Inducted into the Swans Hall of Fame in 2011, Wright has countless mates from his Swans days, including fellow Oakleigh boys David Rhys-Jones and Warwick Capper. He was best man at Rhys-Jones’ wedding and vice-versa, and had Capper live with him post football. “He rang and asked if he could stay for a couple of days – and stayed a couple of months”.

That’s Stevie Wright. Winner of the Bob Skilton Medal in 1985 and 1990, equal 12th on the Swans all-time games list at 246 and 15th on the all-time goals list at 247, and a member of the crusading Swans who moved from South Melbourne to Sydney, he’s everyone’s best mate.

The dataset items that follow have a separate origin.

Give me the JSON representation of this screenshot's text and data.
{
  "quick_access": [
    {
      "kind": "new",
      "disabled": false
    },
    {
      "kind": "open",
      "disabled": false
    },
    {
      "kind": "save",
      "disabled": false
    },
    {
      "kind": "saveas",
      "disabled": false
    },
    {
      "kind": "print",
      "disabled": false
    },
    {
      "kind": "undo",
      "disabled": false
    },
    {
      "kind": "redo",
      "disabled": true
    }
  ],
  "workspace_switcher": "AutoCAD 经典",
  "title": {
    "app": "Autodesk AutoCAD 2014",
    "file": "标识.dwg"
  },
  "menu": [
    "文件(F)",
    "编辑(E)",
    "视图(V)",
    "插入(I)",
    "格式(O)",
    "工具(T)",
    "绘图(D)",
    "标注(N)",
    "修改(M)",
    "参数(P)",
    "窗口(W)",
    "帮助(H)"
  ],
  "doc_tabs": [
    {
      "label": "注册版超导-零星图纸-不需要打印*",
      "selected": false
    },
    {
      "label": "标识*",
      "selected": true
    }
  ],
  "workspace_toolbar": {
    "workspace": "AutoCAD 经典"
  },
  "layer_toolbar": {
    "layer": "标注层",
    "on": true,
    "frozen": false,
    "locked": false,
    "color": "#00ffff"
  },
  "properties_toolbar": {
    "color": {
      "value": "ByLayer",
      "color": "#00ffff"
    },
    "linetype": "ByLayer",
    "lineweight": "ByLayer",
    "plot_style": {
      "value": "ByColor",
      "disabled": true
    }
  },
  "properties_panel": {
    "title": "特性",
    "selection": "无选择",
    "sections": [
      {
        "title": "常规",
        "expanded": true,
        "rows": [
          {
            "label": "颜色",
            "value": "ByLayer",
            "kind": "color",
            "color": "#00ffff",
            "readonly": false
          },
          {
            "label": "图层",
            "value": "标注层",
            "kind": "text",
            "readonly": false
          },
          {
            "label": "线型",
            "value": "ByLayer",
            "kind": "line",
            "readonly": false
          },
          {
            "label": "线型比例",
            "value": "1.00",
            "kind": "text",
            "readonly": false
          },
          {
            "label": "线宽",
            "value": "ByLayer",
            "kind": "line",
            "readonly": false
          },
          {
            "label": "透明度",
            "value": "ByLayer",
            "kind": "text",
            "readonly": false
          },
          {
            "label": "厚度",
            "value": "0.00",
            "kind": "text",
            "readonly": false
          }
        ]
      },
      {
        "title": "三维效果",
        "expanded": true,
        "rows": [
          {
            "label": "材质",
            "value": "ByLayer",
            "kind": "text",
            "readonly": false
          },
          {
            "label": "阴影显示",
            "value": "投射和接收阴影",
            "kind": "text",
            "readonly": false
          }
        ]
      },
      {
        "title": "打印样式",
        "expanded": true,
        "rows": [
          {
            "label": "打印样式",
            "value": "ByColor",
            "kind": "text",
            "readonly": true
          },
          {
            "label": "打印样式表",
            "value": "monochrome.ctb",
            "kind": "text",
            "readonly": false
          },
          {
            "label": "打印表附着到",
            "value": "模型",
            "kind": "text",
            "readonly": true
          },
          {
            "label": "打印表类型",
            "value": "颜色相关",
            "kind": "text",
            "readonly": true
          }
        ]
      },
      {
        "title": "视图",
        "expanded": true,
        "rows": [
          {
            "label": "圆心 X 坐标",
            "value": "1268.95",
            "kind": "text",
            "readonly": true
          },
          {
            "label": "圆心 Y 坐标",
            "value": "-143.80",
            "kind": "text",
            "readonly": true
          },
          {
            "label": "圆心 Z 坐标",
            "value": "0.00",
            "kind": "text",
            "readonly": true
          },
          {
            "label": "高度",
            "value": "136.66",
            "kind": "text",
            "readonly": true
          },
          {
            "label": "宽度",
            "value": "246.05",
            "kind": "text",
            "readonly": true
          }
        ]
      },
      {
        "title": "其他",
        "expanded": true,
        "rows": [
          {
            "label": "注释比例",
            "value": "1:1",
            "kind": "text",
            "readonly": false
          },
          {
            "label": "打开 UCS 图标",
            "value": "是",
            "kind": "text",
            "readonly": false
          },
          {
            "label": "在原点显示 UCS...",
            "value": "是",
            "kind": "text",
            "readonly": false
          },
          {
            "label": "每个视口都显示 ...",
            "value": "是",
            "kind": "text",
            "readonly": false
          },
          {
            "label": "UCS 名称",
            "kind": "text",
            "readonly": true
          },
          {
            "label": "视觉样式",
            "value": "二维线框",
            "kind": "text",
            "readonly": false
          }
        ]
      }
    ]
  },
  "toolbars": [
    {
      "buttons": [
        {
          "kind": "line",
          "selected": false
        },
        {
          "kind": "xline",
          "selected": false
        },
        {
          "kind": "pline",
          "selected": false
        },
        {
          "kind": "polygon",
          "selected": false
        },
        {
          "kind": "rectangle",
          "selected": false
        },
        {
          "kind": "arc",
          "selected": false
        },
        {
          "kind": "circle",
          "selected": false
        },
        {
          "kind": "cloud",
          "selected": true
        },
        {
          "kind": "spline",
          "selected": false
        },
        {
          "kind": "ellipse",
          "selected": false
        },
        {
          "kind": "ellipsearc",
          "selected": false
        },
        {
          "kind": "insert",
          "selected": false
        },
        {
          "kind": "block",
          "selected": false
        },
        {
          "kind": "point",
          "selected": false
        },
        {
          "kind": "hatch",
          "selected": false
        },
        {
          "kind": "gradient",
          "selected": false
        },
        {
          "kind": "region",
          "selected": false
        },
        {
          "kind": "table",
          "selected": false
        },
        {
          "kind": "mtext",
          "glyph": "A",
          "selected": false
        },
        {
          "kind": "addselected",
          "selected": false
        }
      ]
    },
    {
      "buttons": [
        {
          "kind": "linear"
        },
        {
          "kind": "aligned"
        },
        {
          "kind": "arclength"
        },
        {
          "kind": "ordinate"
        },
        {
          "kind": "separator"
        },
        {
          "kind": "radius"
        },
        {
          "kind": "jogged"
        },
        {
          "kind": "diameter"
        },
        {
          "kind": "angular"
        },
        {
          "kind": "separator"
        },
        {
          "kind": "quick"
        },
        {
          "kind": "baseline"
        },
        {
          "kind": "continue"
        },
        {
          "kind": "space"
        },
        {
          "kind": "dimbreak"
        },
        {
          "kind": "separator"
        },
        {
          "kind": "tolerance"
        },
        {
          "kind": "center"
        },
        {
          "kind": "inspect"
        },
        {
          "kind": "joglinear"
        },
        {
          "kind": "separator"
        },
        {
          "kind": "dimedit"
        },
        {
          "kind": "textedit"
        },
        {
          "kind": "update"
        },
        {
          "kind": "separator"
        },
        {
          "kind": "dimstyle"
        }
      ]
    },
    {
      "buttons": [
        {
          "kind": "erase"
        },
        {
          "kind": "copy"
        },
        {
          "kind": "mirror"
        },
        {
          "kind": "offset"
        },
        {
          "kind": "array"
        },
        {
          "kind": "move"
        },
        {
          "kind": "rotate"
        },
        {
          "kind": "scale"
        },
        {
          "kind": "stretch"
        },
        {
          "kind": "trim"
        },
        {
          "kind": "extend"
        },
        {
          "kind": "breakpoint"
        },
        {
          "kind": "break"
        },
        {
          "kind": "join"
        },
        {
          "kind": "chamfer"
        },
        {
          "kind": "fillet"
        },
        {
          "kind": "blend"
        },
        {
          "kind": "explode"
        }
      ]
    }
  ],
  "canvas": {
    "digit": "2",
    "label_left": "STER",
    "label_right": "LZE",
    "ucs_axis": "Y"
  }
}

And with brother Michael, a 40-game South Melbourne player from 1978-80 now living and selling wine in Adelaide, the 171cm dynamo shares a unique record. He represented Victoria, New South Wales and Tasmania, and Michael represented Queensland and South Australia.

Wright, 17 months younger and 16cm shorter than his brother, also shared in an extraordinary Swans scoring streak in Rounds 16, 17 and 18 at the SCG in 1987, when they kicked 30 goals three weeks in a row, totalling 635 points, to beat West Coast, Essendon and Richmond by a combined 310 points.

It was 30.21 (201) to 10.11 (71) against the Eagles on a Sunday, 36.20 (236) to 11.7 (73) against the Bombers seven days later, and 31.12 (198) to 15.17 (107) against the Tigers on  a five-day turnaround to Friday night.

Wright kicked 15 goals – 8, then 5, then 2 – and polled five Brownlow votes – three against West Coast and two against Essendon. Capper kicked 5-6-5, Barry Mitchell 3-3-2, Gerard Healy 1-4-1, Mark Bayes 2-3-3 and Tony Morwood 2-2-4 for four votes – two each against Essendon and Richmond.

“We all knew what we were trying to do and everyone played well,” he said. “That won’t ever happen again.”

Wright’s eight goals against West Coast in Round 16, the Swans’ second game against the 1987 competition newcomers, remains the most by a Sydney player against the Eagles and is equal to the Eagles’ best against the Swans set by Peter Sumich at Subiaco in 1990.